Mas há sedução na dor e na crueza. Outra sala da mostra, também com imagens do Pelourinho e da Lapa, fica mergulhada na escuridão, iluminada por fracas lâmpadas que pendem do teto, e cheia de espelhos trincados.

Uma canção de cabaré, na voz de Fred Astaire, inunda a sala, e as fotografias vão para um segundo plano, com os reflexos dos espectadores tomando a dianteira nos espelhos estilhaçados pelo chão.

"Isso tem a ver com o cinema e com o teatro. Meu trabalho é híbrido", diz o artista. "Já me disseram que faço música com a minha fotografia. Eu tento é criar ritmos."

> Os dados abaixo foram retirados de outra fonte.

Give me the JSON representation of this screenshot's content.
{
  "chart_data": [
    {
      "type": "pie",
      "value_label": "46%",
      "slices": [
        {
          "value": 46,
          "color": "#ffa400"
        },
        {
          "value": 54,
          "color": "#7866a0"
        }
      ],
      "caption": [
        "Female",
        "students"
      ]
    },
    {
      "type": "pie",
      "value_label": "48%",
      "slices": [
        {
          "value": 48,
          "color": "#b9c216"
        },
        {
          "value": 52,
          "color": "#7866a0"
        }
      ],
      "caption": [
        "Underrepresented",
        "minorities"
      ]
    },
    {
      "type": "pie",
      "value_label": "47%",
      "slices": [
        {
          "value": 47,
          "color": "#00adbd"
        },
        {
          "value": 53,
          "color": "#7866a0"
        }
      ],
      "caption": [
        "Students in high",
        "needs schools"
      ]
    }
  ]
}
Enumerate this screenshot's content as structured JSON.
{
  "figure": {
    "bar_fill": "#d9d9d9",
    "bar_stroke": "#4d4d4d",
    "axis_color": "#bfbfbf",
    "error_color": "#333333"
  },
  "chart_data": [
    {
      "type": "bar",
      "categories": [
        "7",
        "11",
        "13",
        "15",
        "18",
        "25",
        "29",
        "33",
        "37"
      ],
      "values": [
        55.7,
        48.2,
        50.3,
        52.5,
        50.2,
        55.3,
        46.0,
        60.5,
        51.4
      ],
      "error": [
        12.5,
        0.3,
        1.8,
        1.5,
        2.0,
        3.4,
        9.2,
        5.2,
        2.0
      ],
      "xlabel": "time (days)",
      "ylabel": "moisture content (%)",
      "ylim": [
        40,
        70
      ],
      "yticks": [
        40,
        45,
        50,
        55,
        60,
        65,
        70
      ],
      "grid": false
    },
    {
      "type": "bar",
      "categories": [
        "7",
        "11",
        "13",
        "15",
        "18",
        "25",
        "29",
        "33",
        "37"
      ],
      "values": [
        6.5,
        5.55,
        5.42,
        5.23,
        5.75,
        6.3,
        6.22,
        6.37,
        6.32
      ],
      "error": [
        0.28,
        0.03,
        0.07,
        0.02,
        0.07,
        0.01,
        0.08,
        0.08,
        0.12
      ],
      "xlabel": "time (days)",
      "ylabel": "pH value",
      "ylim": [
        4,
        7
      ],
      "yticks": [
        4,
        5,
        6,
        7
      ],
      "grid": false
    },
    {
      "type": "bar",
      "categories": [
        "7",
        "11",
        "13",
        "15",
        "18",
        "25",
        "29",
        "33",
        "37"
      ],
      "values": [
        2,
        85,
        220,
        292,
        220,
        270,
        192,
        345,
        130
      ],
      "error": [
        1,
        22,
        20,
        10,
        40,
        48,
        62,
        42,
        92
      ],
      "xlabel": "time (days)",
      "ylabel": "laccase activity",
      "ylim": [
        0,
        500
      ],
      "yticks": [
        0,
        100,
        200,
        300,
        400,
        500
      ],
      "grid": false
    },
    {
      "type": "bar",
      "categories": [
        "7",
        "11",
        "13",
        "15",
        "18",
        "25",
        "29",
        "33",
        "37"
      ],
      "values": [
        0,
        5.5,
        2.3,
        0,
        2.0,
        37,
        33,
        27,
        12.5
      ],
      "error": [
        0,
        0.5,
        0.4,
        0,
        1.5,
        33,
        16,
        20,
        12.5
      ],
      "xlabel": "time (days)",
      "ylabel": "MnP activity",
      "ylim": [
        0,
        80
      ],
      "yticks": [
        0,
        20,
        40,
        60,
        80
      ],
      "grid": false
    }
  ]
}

E eles vão do pancadão sangrento das primeiras salas da mostra, de pugilistas e carcaças, à melancolia mais lírica dos últimos ambientes.

Lá estão imagens de tubarões impressas sobre retalhos de seda, que balançam com o passar dos visitantes, e imagens que ele fez em Tóquio, de meninas, plantas e bares de karaokê quase sempre dominadas por tons de azul.

"É outro o clima", diz Rio Branco. "Não tem nada de violência, mas todas as obras se conectam por uma intensidade interna, dramática."

FANTASMA DO CORPO

Outra mostra do artista, agora em cartaz na Casa França-Brasil, no Rio, também tem obras com essa intensidade oculta contrapostas a outras bem mais explícitas.

De um lado, estão para-brisas cravejados de balas de revólver, enquanto outra sala exibe uma só imagem, um grande espaço vazio. Nada acontece, a não ser a música.

No caso, um tilintar de sinos que Rio Branco gravou numa tourada na Espanha -o som dos touros entrando na arena momentos antes do confronto com o homem.

"Essas conexões é que desarmam o real da fotografia", diz o artista. "Tento sempre desconstruir as coisas, criar outros discursos. No lugar do corpo, o fantasma do corpo."

MIGUEL RIO BRANCO
QUANDO em SP, de ter. a dom., das 10h às 17h30, qui., das 10h às 22h; até 19/7; no Rio, de ter. a dom., das 10h às 20h; até 14/5
ONDE em SP, Estação Pinacoteca, lgo. Gal. Osório, 66, tel. (11) 3335-4990; no Rio, Casa França-Brasil, r. Visconde de Itaboraí, 78, tel. (21) 2332-5120
QUANTO R$ 6 (SP); grátis (Rio)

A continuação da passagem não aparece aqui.